The multi-state settlement covers 2013–2014 C-Max hybrids and 2011–2014 Super Duty pickups. In 2013, Ford lowered the advertised fuel economy ratings on its C-Max hybrid by up to 7 mpg and sent checks to owners of $550 to make up the difference in fuel costs.

“For years, Ford advertised impressive fuel economy and payload capacity for its cars and trucks,” Iowa Attorney General Tom Miller said. “Unfortunately, these figures were not based in reality, leaving customers with vehicles that did not meet their standards.”

The settlement, with 40 states and the District of Columbia, prohibits Ford from making false or misleading advertising claims concerning the estimated fuel economy or payload capacity of a new motor vehicle. Ford did not admit wrongdoing as part of the settlement.

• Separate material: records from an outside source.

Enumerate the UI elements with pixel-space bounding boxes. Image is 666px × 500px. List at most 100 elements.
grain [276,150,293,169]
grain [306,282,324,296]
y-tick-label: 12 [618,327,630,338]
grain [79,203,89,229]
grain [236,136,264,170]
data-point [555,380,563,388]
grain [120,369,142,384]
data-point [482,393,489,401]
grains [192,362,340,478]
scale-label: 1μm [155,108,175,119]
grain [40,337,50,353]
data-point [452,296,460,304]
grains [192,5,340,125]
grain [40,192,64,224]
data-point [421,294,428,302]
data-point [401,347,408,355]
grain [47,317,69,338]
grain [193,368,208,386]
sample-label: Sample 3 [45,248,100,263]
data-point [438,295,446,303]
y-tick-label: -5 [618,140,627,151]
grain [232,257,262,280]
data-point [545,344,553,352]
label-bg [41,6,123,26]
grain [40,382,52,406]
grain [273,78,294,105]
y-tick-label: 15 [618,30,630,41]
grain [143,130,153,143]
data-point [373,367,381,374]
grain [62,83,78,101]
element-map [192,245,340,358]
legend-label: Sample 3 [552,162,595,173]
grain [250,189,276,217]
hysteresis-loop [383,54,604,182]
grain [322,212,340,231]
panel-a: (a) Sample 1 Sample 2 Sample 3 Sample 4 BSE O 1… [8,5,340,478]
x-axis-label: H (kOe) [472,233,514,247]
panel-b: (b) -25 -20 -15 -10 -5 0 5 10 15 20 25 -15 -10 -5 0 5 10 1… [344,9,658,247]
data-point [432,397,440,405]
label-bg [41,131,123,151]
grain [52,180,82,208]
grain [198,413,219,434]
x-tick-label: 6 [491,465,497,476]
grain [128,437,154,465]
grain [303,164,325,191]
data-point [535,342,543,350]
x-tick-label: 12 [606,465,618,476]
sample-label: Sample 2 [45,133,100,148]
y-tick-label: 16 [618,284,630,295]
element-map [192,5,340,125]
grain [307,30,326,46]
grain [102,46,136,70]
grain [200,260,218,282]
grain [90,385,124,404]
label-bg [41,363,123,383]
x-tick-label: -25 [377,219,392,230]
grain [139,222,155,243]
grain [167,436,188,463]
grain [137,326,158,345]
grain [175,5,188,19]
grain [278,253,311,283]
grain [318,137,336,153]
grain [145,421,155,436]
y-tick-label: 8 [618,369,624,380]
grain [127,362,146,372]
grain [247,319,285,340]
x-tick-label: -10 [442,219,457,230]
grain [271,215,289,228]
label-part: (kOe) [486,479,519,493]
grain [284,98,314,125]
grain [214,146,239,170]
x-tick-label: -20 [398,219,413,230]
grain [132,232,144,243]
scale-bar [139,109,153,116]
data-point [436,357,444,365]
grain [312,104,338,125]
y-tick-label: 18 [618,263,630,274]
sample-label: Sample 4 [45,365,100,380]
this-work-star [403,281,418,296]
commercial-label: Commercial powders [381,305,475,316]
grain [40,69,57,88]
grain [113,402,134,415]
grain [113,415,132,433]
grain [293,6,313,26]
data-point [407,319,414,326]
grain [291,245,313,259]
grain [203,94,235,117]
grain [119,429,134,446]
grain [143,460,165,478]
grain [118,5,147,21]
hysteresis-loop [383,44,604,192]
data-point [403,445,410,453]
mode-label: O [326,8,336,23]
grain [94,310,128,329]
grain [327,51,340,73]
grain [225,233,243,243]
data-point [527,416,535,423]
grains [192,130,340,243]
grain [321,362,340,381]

Ford said it was pleased the issue was “closed without any judicial finding of improper conduct. We worked with the states to resolve their concerns and in the process limited additional investigative costs and legal expenses for all parties.”

Ford misrepresented the distance consumers could drive on one tank of gas, asserted driving style would not influence vehicles’ real-world fuel economy and claimed superior real-world fuel economy compared to other hybrids, Acting New Jersey Attorney General Matthew Platkin said.

Platkin said Ford ran deceptive advertisements called the “Hybrid Games” that were narrated like an Olympic sport that depicted the Ford C-Max outperforming the Toyota Prius in a series of videos.

The states allege that Ford used a deceptive methodology for reclaiming the “Best in Class” payload capacity after other trucks had surpassed Ford.

“In calculating the maximum payload capacity of its vehicles, the investigation found, Ford employed a truck configuration it did not actually intend to sell to individual buyers – one that omitted such standard items as the spare wheel, tire and jack, radio, and center console (which was replaced by a mini-console),” Platkin said.

As a result, “Ford was able to add additional pounds to the maximum advertisable payload capacity of its Super Duty truck — just enough for Ford to reclaim the title of ‘Best-in-Class’ for payload.”